Isn't Unruh effect against the equivalence principle? Doesn't the Unruh effect violate EP?
Since the temperature of an absolutely accelerating reference frame would be different from an inertial one according to this effect, then one finds a criterion to distinguish inertial frames from non-inertial ones.
 A: The equivalence principle is not an equivalence between non-inertial and inertial frames; it is an equivalence between one inertial frame and another. To be precise, it asserts that physics relative to a frame in freefall in any region where one might expect gravitation, such as near a massive body, is the same as physics relative to a frame in freefall far from any massive body, and this in turn is the same as the special relativistic limit of G.R.
To make this mathematically precise, one may bring in some statements about locality: one is really asserting that the metric is Minkowski up to the first order terms in departures from some event (those first order terms being zero in the Minkowski metric).
The Unruh effect concerns a case where some other, non-gravitational, force is causing acceleration. The accelerating body experiences internal excitations which are like those which would happen if it were bathed in thermal radiation at the Unruh temperature. If one analyses this in the accelerating frame, then one can do so, but one is not then adopting a frame in freefall and the equivalence principle has nothing to say about the comparison of such a frame with an inertial frame. But what it does say is that the physical effects associated with the acceleration relative to a LIF are what they are, locally, and it does not matter where the events may be relative to other things such as gravitating bodies, because the local spacetime will still be Minkowski to first approximation. So one can predict from this that the Unruh effect will be seen by one standing still relative to the ground on the surface of a planet, just as it would by one accelerating in a rocket not near to any planet.

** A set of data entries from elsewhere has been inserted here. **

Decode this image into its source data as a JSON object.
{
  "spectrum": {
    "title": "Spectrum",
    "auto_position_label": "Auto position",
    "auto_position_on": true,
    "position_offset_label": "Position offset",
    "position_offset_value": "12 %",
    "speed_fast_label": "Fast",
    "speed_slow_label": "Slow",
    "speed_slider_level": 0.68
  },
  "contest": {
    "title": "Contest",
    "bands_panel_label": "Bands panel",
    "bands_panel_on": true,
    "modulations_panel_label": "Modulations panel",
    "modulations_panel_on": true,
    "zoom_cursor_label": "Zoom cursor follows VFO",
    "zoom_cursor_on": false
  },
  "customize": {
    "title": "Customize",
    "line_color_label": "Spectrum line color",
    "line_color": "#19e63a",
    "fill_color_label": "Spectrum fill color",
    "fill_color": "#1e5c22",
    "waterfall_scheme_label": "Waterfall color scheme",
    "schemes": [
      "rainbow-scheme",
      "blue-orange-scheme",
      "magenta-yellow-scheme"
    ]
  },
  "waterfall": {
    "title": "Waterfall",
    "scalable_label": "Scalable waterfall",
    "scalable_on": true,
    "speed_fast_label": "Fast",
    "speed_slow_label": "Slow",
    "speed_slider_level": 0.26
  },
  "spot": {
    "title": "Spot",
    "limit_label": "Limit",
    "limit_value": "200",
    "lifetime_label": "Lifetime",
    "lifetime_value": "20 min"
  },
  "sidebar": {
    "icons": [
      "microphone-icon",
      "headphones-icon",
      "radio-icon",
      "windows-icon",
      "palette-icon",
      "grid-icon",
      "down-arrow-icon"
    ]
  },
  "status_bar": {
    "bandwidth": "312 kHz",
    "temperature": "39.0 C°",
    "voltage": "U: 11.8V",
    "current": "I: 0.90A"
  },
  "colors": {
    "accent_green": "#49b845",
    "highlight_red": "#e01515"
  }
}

One can use a sort of close cousin of the equivalence principle to connect the Unruh and Hawking effects. In a non-inertial frame held at fixed distance from a massive body one can approximate the local metric using the Rindler metric, and then the Unruh calculation applies, and one can deduce that one expects Hawking radiation from a black hole horizon. Such a calculation does not capture all aspects of Hawking radiation but it can predict the temperature correctly.
A: Unruh effect tells us that the number of particles in an accelerated referential (with respect to us) viewed from our referential is non zero, even if either us and the accelerated referential are in the vacuum :
\begin{equation*}
N_{acc/us}=\langle 0_{us} | a^\dagger_{acc} a_{acc} |0_{us}\rangle \neq 0
\end{equation*}
But one has the following equalities :
\begin{equation*}
N_{acc/acc}=\langle 0_{acc} | a^\dagger_{acc} a_{acc} |0_{acc}\rangle = 0
\end{equation*}
\begin{equation*}
N_{us/us}=\langle 0_{us} | a^\dagger_{us} a_{us} |0_{us}\rangle = 0
\end{equation*}
This means that the temperature of the accelerated referential is the temperature of the vacuum, which is also equal to our temperature.